By Mike Landry
Thanks to a recording error, my interview with Vancouver-based artist Diyan Achjadi ended up being 13 minutes of static. But I did want to get Achjadi in this week’s issue, because I’ve been a fan of her work for the past while now. And I think you should be a fan too.
In the latest incarnation of her “Girl” series, The Further Adventures of Girl, Achjadi’s protagonist continues to build her army. No longer fending for herself in a culture of violence and militarism, Achjadi’s girls now examine nationalism and group formation.
“I don’t see the Girl as the subject matter for my work, rather she’s a vehicle that I use to respond to what is around me. I keep returning to her as, at this point, I don’t think I have yet exhausted all the possibilities,” says Achjadi.
What’s interesting about the new work, and Achjadi’s focus on group formations, is how it is unclear whether her girls are a resistance movement or lemmings. The girls even wave a flagĀ and wear badges featuring their likeness. The ambiguous nature and flag are subtle ways to speak to the complicity in which many people unite, under any cause.

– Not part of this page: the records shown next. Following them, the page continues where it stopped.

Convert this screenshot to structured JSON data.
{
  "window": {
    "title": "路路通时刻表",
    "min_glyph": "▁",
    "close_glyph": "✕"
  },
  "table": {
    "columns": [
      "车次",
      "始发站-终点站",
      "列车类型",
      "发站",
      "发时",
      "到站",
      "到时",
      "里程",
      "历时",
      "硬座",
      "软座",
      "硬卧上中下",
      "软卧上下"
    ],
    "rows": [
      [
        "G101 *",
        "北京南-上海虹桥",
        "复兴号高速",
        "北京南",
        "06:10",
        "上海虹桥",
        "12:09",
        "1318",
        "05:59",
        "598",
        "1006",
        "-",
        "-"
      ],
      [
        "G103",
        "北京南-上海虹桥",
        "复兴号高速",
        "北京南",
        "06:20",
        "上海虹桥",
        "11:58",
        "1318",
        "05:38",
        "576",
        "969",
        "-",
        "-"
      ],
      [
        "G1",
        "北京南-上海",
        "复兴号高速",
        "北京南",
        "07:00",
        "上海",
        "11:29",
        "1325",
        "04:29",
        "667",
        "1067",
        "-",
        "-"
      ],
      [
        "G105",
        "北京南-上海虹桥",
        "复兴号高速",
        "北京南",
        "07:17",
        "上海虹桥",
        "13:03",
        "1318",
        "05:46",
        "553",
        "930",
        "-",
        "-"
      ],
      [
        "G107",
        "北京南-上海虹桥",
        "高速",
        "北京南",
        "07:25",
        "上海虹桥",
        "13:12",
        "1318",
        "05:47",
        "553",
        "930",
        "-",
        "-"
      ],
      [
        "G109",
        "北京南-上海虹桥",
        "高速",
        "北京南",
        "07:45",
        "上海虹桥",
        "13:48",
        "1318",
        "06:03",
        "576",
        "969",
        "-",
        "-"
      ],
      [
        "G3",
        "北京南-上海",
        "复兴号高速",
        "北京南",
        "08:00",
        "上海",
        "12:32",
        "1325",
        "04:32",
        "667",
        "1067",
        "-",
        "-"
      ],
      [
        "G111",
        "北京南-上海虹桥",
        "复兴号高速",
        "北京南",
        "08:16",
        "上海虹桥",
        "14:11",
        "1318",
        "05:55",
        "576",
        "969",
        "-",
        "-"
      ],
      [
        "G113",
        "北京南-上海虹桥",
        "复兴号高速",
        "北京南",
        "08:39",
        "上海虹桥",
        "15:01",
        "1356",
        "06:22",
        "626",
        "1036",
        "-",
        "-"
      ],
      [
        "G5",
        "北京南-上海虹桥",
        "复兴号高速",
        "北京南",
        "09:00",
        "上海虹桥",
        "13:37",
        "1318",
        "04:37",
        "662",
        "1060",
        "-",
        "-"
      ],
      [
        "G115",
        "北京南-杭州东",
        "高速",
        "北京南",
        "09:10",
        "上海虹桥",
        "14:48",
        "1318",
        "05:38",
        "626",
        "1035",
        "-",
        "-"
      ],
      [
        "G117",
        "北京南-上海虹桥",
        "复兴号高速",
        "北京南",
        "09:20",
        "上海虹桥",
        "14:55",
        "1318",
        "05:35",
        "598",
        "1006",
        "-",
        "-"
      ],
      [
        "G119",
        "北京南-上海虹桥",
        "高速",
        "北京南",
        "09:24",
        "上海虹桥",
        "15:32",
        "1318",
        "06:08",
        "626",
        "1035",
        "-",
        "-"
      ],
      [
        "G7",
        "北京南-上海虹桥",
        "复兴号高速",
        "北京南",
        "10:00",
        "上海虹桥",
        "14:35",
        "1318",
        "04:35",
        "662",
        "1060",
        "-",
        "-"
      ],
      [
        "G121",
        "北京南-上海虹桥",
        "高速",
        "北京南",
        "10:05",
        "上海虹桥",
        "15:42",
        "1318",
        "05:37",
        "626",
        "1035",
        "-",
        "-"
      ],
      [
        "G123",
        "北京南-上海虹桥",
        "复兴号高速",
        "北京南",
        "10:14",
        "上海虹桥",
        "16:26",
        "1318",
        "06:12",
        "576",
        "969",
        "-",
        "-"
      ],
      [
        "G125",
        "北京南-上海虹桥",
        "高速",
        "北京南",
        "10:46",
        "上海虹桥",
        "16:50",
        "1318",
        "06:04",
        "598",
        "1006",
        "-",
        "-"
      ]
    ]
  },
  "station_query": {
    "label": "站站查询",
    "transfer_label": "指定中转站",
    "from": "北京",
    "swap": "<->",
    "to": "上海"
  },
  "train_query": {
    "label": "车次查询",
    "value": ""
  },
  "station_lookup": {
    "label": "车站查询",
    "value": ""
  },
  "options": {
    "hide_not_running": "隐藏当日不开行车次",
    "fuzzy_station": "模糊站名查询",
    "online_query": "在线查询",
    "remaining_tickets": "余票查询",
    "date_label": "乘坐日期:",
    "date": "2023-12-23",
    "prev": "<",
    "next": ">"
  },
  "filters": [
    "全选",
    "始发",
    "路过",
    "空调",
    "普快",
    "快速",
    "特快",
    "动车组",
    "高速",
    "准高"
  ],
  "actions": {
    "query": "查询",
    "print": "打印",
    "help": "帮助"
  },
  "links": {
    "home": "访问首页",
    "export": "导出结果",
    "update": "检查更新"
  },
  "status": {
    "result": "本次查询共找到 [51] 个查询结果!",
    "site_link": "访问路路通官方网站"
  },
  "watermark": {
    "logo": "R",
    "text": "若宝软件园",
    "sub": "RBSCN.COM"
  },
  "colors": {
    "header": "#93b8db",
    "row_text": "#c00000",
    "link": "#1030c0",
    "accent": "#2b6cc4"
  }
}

“If the work was more straightforward, it could be propaganda, and I am far more interested in critiquing/ playing with those conventions than using them whole.”
When she started with the Girl it was partially in reaction to the ways that toys and media made for children are gendered, and questioning those conventions. The work has become a vehicle for exploring possibilities inherent in using fiction. And Achjadi’s sees these works as a series of fictions or stories.
“While the work itself doesn’t necessarily have a specific feminist intent, what I make is informed by my own feminist perspective and by my own lived experience.
“I have always been interested in the ways that fiction can be used as means of resistance, as a way of questioning and subverting dominant narrative structures. I use the Girl as a way to present an alternative narrative.”
With origins in Dick and Jane children’s books, Achjadi digital works and animations illustrate how such “childhood” media tend to oversimplify a world oft besieged with war and extreme tragedy, and are both subtly and overtly used to normalize what is going on in the world.
“Being trained in printmaking, and teaching print media, I have a long-standing interest in the role of printed matter in the distribution of information, whether in overt ways such as propaganda or subtle ways such as children’s literature…There is a guise of innocence in many of these objects and images that seem to be directed to children, and it is this guise that I am interested in playing with.”